C’est ainsi qu’est née cette idée de Coupe du monde des pays qui n’existent pas. Pour faire en sorte que leur “nation” soit mieux reconnue au niveau international. C’est notamment lors du sommet de l’UNPO  (Organisation des nations et des peuples non représentés) à La Haye en 2005 que ce projet s’est concrétisé. La 1ère édition de cette “Coupe du monde” est portée par la NF-Board (No FIFA Board) pour rassembler les différentes équipes non reconnues par la FIFA et leur donner de la visibilité grâce à une compétition.

Si seulement 4 équipes participent à ce premier format (Tchétchéni, Mouluques du Sud, Cameroun du Sud, Papouaise occidentale), cette initiative en lancera d’autres puisque de nombreuses compétitions vont avoir lieu avec le même objectif. Dont la VIVA World Cup en 2006 remportée par la Laponie face à Monaco. C’est à partir de 2013, et la création de la CONIFA, que les compétitions vont trouver un certain rythme avec l’organisation de trois Coupes d’Europe (2015, 2017, 2019) et de deux Coupes du monde (2014 et 2018). La dernière édition a d’ailleurs rassemblé 18 équipes allant des îles Tuvalu au Tibet, en passant par l’Abkhazie.

La problématique reste que ces compétitions souhaitent certes mettre en avant des populations et des États non reconnus mais qu’elles doivent avoir toujours plus de moyens, et donc de sponsors, pour développer des structures essentiellement bénévoles. Surtout si le souhait est de faire une organisation internationale. Or certaines équipes portent des situations politiques qui peuvent rendre difficile le développement de ces initiatives. À l’image de “la République d’Artsakh” qui a organisé une Coupe d’Europe CONIFA en 2019 dans le Haut-Karabakh, mais qui a dû faire face à de nombreuses pressions et d’équipes qui se sont retirées compte tenu de l’enjeu brûlant de ce territoire non reconnu entre l’Arménie et l’Azerbaïdjan. Ces compétitions restent en tout cas un formidable outil d’exposition pour mettre en avant des situations politiques, géographiques et humaines qui ne sont que trop peu mises en avant.

Uruguay 1930, Qatar 2022 : le même désir d’exister sur la carte ?

Il y a effectivement un parallèle à trouver entre l’organisation de la Coupe du monde en 1930 par l’Uruguay et celle de 2022 au Qatar.

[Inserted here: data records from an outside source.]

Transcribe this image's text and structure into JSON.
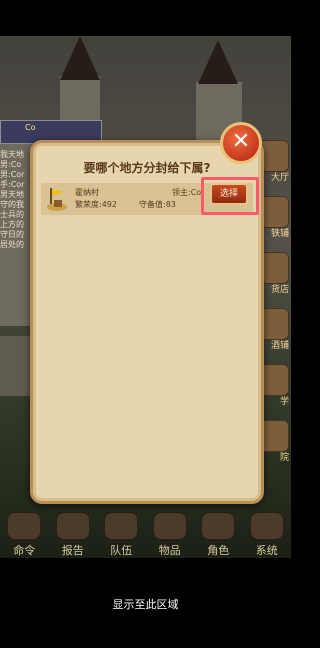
{
  "modal": {
    "title": "要哪个地方分封给下属?",
    "close_label": "✕",
    "rows": [
      {
        "name": "霍纳村",
        "lord": "领主:Co",
        "prosperity": "繁荣度:492",
        "defense": "守备值:83",
        "select_label": "选择"
      }
    ]
  },
  "toolbar": {
    "items": [
      {
        "label": "命令"
      },
      {
        "label": "报告"
      },
      {
        "label": "队伍"
      },
      {
        "label": "物品"
      },
      {
        "label": "角色"
      },
      {
        "label": "系统"
      }
    ]
  },
  "side_buttons": [
    "大厅",
    "铁铺",
    "货店",
    "酒铺",
    "学",
    "院"
  ],
  "player": {
    "name": "Co",
    "lines": [
      "我天地",
      "男:Co",
      "男:Cor",
      "手:Cor",
      "男天地",
      "守的我",
      "士兵的",
      "上方的",
      "守日的",
      "居处的"
    ]
  },
  "bottom_hint": "显示至此区域"
}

Ces deux petits pays ont ce même souhait d’exister sur la carte du monde grâce à une grande compétition internationale sportive et de briller vis-à-vis d’imposants voisins régionaux. Pour l’Uruguay, l’organisation du Mondial en 1930 demeure un objectif prioritaire. Indépendant depuis 1830, le pays parvient difficilement à se libérer de l’influence de ses grands voisins, l’Argentine et le Brésil, à la fin du XIXe siècle. L’élection de José Batlle y Ordóñez à la tête du pays en 1903 va permettre à l’Uruguay de se doter de son propre modèle, une social-démocratie qui outre des avancées sociales notables veut s’appuyer sur le sport comme politique éducative et sanitaire.

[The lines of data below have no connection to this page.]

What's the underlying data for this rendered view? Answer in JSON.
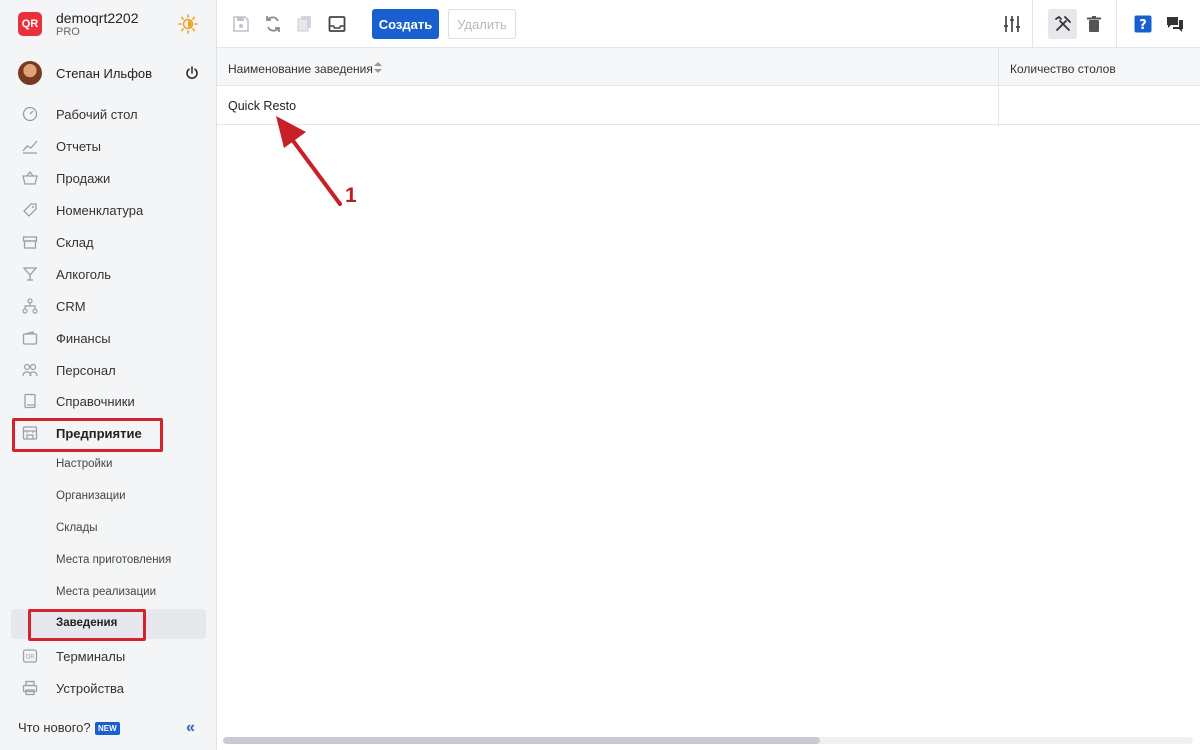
{
  "account": {
    "name": "demoqrt2202",
    "plan": "PRO",
    "logo_text": "QR"
  },
  "user": {
    "name": "Степан Ильфов"
  },
  "sidebar": {
    "items": [
      {
        "label": "Рабочий стол",
        "icon": "dashboard-icon"
      },
      {
        "label": "Отчеты",
        "icon": "chart-icon"
      },
      {
        "label": "Продажи",
        "icon": "basket-icon"
      },
      {
        "label": "Номенклатура",
        "icon": "tag-icon"
      },
      {
        "label": "Склад",
        "icon": "box-icon"
      },
      {
        "label": "Алкоголь",
        "icon": "cocktail-icon"
      },
      {
        "label": "CRM",
        "icon": "people-tree-icon"
      },
      {
        "label": "Финансы",
        "icon": "wallet-icon"
      },
      {
        "label": "Персонал",
        "icon": "staff-icon"
      },
      {
        "label": "Справочники",
        "icon": "book-icon"
      },
      {
        "label": "Предприятие",
        "icon": "store-icon"
      }
    ],
    "subitems": [
      {
        "label": "Настройки"
      },
      {
        "label": "Организации"
      },
      {
        "label": "Склады"
      },
      {
        "label": "Места приготовления"
      },
      {
        "label": "Места реализации"
      },
      {
        "label": "Заведения"
      }
    ],
    "bottom_items": [
      {
        "label": "Терминалы",
        "icon": "terminal-icon"
      },
      {
        "label": "Устройства",
        "icon": "printer-icon"
      }
    ],
    "whats_new": "Что нового?",
    "new_badge": "NEW",
    "collapse": "«"
  },
  "toolbar": {
    "create_label": "Создать",
    "delete_label": "Удалить"
  },
  "grid": {
    "columns": [
      "Наименование заведения",
      "Количество столов"
    ],
    "rows": [
      {
        "name": "Quick Resto",
        "tables": ""
      }
    ]
  },
  "annotation": {
    "number": "1"
  },
  "colors": {
    "accent": "#1a5fcf",
    "highlight": "#d4232b"
  }
}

Une politique efficace puisque c’est par le sport et le football que l’Uruguay va se révéler aux yeux du monde. Alors que son pays compte à peine 1,5 million d’habitants, son équipe nationale va remporter la plus grande des compétitions des Jeux olympiques, le tournoi de football en 1924 et en 1928. Lorsque la scission s’opère entre la FIFA et le CIO, et que le football mondial veut organiser sa propre compétition, l’Uruguay saute sur l’occasion. Le gouvernement, d’importants mécènes du pays et l’influent diplomate Enrique Buero vont mettre tous les moyens pour favoriser la candidature de leur pays vis-à-vis des autres, notamment européennes. Compte tenu que l’Uruguay consent à d’importants investissements pour l’organisation de ce premier Mondial (construction d’un stade de plus de 100 000 spectateurs, pris en charge des frais de déplacement des équipes) et à un habile jeu politique, le petit pays d’Amérique du Sud parvient à remporter la mise.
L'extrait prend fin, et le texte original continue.